Des fidèles s’agenouillent devant l’autel pour embrasser la croix en argent, posée à côté de la Bible dans un écrin de velours. Un prêtre met en garde les visiteurs : depuis une semaine, il est interdit de prendre des photos. A l’extérieur de l’église, des familles endimanchées pour un baptême prennent la pause devant l’édifice sous une chaleur caniculaire, tandis que des prêtres en robe noire vont et viennent d’un pas vif, le visage fermé. Une fébrilité inhabituelle règne à Etchmiadzine, le siège spirituel de la puissante Eglise apostolique arménienne, engagée dans une confrontation d’une ampleur inédite avec le gouvernement.
Tout a commencé le 10 juin, lorsque le chef du gouvernement, Nikol Pachinian, a appelé les fidèles à renverser le plus haut dignitaire religieux, Karékine II, qu’il accuse d’avoir un enfant – un secret de Polichinelle en Arménie. Le catholicos avait lui-même appelé le premier ministre à démissionner après la défaite de l’Arménie dans la guerre du Haut-Karabakh en 2020. Le 20 juillet, M. Pachinian a de nouveau demandé que le prélat soit chassé.
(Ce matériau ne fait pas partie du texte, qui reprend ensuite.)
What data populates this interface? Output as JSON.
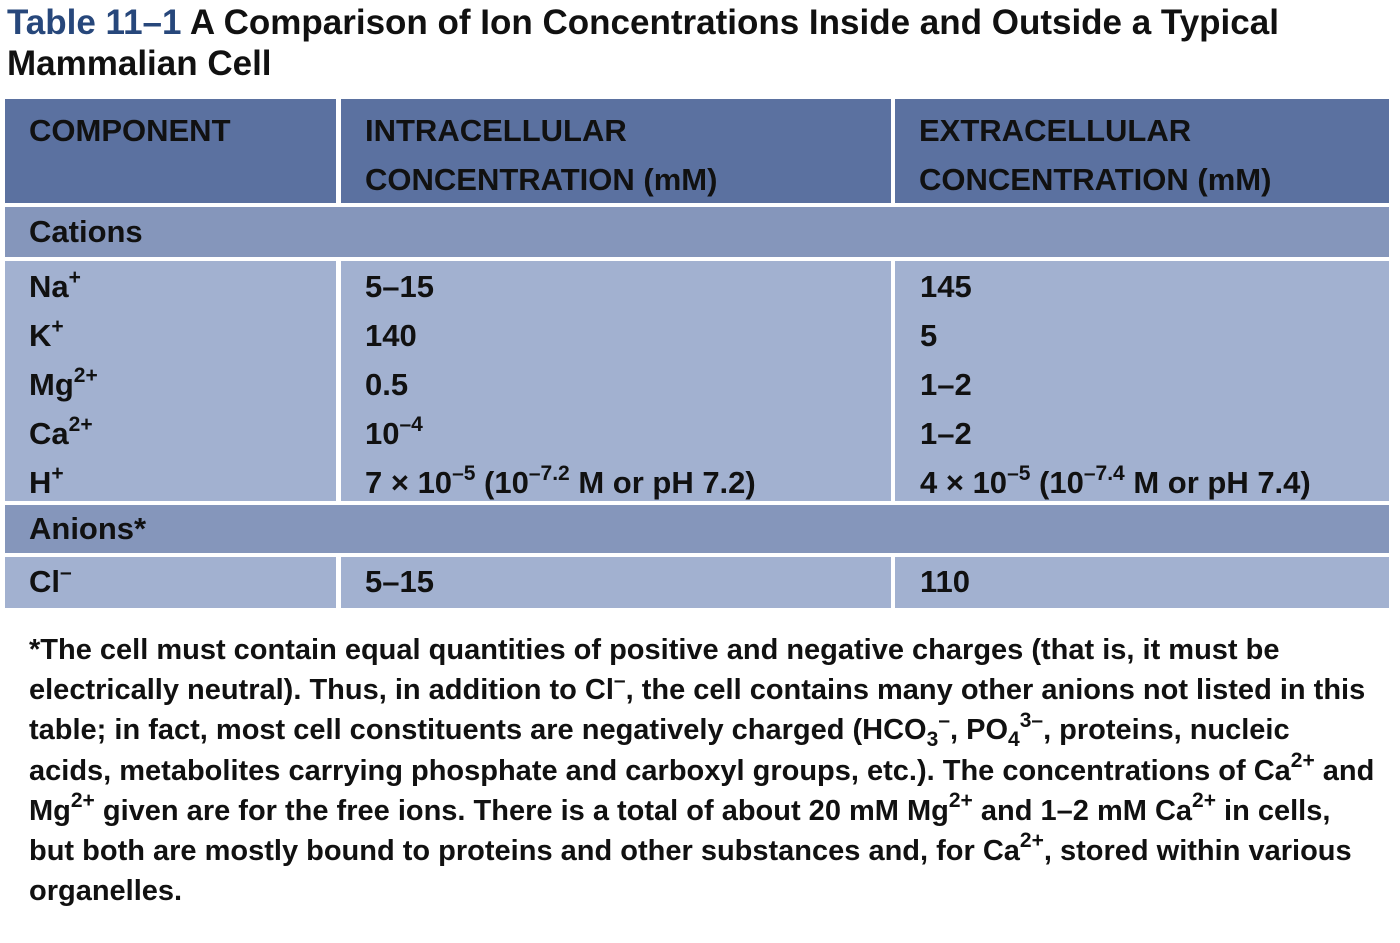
{
  "title": {
    "label": "Table 11–1",
    "text": "A Comparison of Ion Concentrations Inside and Outside a Typical Mammalian Cell"
  },
  "headers": {
    "component": "COMPONENT",
    "intra_line1": "INTRACELLULAR",
    "intra_line2": "CONCENTRATION (mM)",
    "extra_line1": "EXTRACELLULAR",
    "extra_line2": "CONCENTRATION (mM)"
  },
  "sections": {
    "cations": "Cations",
    "anions": "Anions*"
  },
  "cations": [
    {
      "base": "Na",
      "charge": "+",
      "intra": "5–15",
      "extra": "145"
    },
    {
      "base": "K",
      "charge": "+",
      "intra": "140",
      "extra": "5"
    },
    {
      "base": "Mg",
      "charge": "2+",
      "intra": "0.5",
      "extra": "1–2"
    },
    {
      "base": "Ca",
      "charge": "2+",
      "intra_base": "10",
      "intra_exp": "–4",
      "extra": "1–2"
    },
    {
      "base": "H",
      "charge": "+",
      "intra_pre": "7 × 10",
      "intra_exp": "–5",
      "intra_mid": " (10",
      "intra_exp2": "–7.2",
      "intra_post": " M or pH 7.2)",
      "extra_pre": "4 × 10",
      "extra_exp": "–5",
      "extra_mid": " (10",
      "extra_exp2": "–7.4",
      "extra_post": " M or pH 7.4)"
    }
  ],
  "anions": [
    {
      "base": "Cl",
      "charge": "–",
      "intra": "5–15",
      "extra": "110"
    }
  ],
  "footnote": {
    "t1": "*The cell must contain equal quantities of positive and negative charges (that is, it must be electrically neutral). Thus, in addition to Cl",
    "s1": "–",
    "t2": ", the cell contains many other anions not listed in this table; in fact, most cell constituents are negatively charged (HCO",
    "sub1": "3",
    "s2": "–",
    "t3": ", PO",
    "sub2": "4",
    "s3": "3–",
    "t4": ", proteins, nucleic acids, metabolites carrying phosphate and carboxyl groups, etc.). The concentrations of Ca",
    "s4": "2+",
    "t5": " and Mg",
    "s5": "2+",
    "t6": " given are for the free ions. There is a total of about 20 mM Mg",
    "s6": "2+",
    "t7": " and 1–2 mM Ca",
    "s7": "2+",
    "t8": " in cells, but both are mostly bound to proteins and other substances and, for Ca",
    "s8": "2+",
    "t9": ", stored within various organelles."
  },
  "colors": {
    "title_label": "#27477b",
    "header_bg": "#5b71a0",
    "section_bg": "#8596bb",
    "body_bg": "#a2b1d0"
  }
}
Karékine II « n’a pas encore quitté le patriarcat, profanant ainsi le sanctuaire de notre sainteté », s’est-il indigné sur Facebook.
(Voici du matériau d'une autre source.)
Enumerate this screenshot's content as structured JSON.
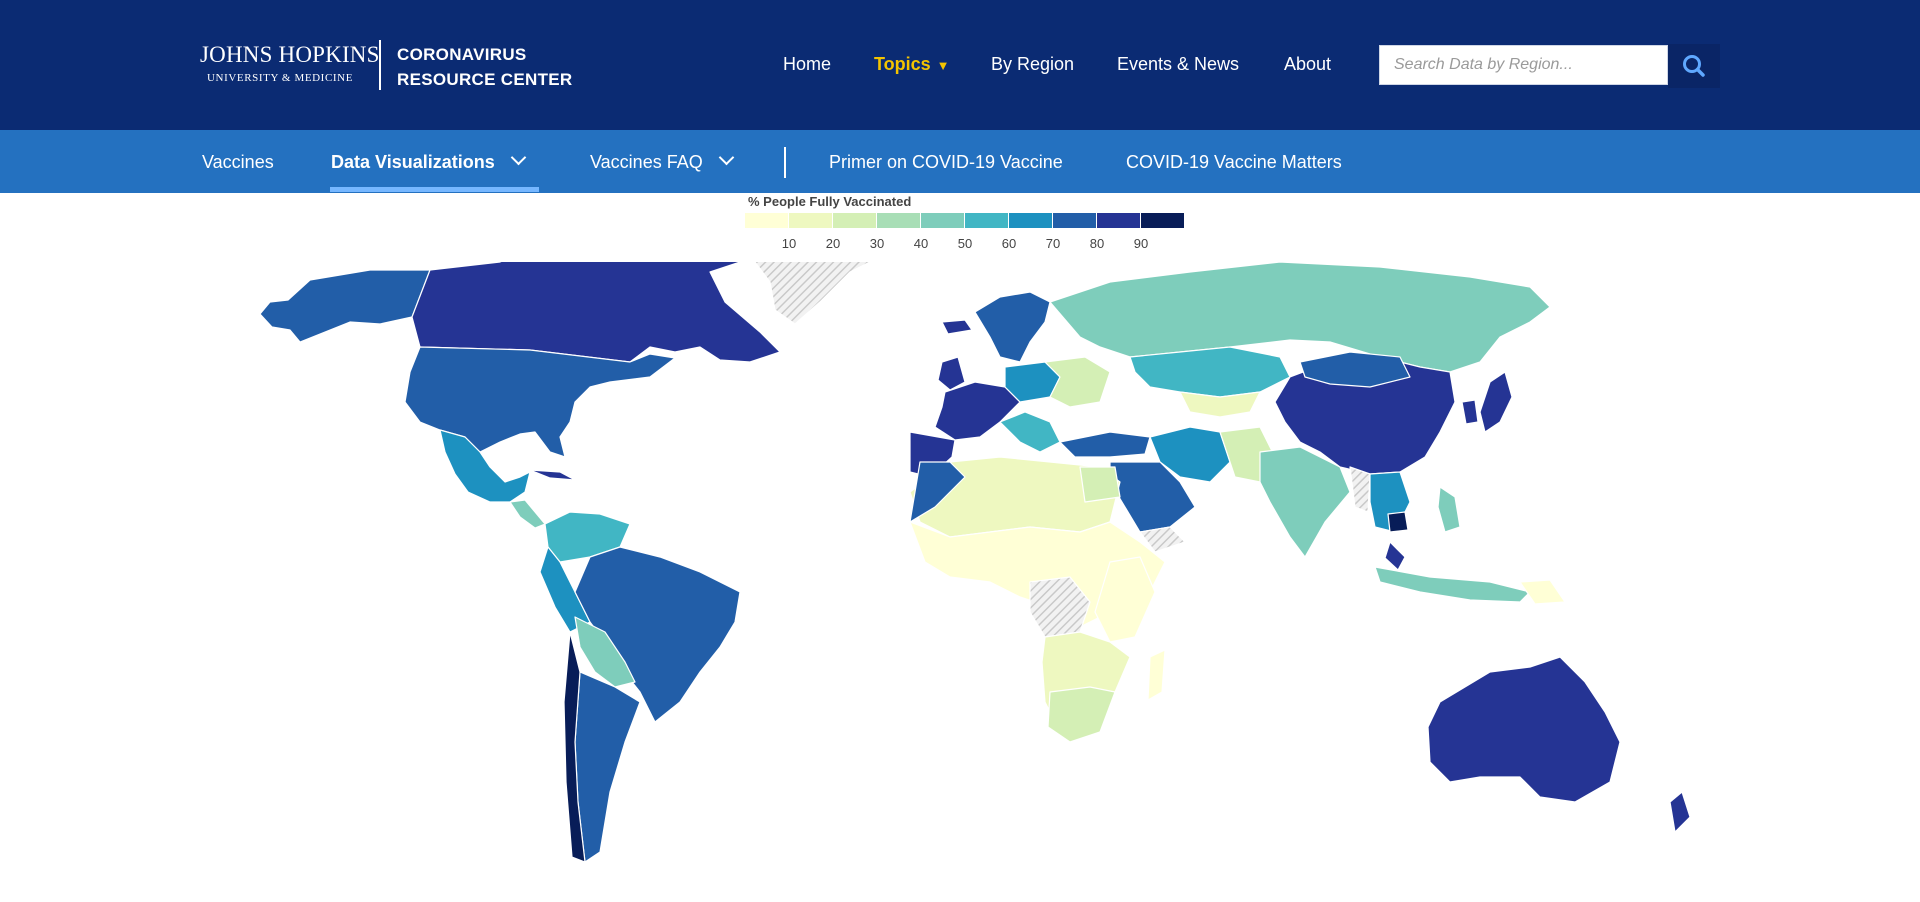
{
  "header": {
    "logo": {
      "main": "JOHNS HOPKINS",
      "sub": "UNIVERSITY & MEDICINE"
    },
    "resource_center": {
      "line1": "CORONAVIRUS",
      "line2": "RESOURCE CENTER"
    },
    "nav": [
      {
        "label": "Home",
        "active": false
      },
      {
        "label": "Topics",
        "active": true,
        "caret": "▼"
      },
      {
        "label": "By Region",
        "active": false
      },
      {
        "label": "Events & News",
        "active": false
      },
      {
        "label": "About",
        "active": false
      }
    ],
    "search": {
      "placeholder": "Search Data by Region...",
      "icon": "search-icon"
    }
  },
  "subnav": {
    "items": [
      {
        "label": "Vaccines",
        "active": false,
        "dropdown": false
      },
      {
        "label": "Data Visualizations",
        "active": true,
        "dropdown": true
      },
      {
        "label": "Vaccines FAQ",
        "active": false,
        "dropdown": true
      },
      {
        "label": "Primer on COVID-19 Vaccine",
        "active": false,
        "dropdown": false
      },
      {
        "label": "COVID-19 Vaccine Matters",
        "active": false,
        "dropdown": false
      }
    ]
  },
  "legend": {
    "title": "% People Fully Vaccinated",
    "ticks": [
      "10",
      "20",
      "30",
      "40",
      "50",
      "60",
      "70",
      "80",
      "90"
    ],
    "colors": [
      "#ffffd6",
      "#eef8c0",
      "#d4efb5",
      "#a8deb6",
      "#7ecdbb",
      "#41b6c4",
      "#1d91c0",
      "#225ea8",
      "#253494",
      "#081d58"
    ]
  },
  "colors": {
    "header_bg": "#0b2b73",
    "subnav_bg": "#2471c0",
    "accent_yellow": "#f3c300",
    "underline": "#76b7ff",
    "no_data_hatch": "#d9d9d9"
  }
}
Dans son message, le premier ministre appelle ses partisans à manifester massivement devant le saint-siège d’Etchmiadzine, où réside le catholicos, en lisière d’Erevan, pour « libérer le patriarcat de lui. Nous le ferons ensemble. Soyez prêts », ajoute-t-il, sans donner de date. Depuis, les hypothèses se multiplient sur le moment où il passera à l’acte. Certains s’attendent à une démonstration de force dimanche 27 juillet, lors du Vardavar, l’une des fêtes religieuses les plus populaires du pays, au cours de laquelle les Arméniens s’aspergent d’eau, un rite symbolique de purification.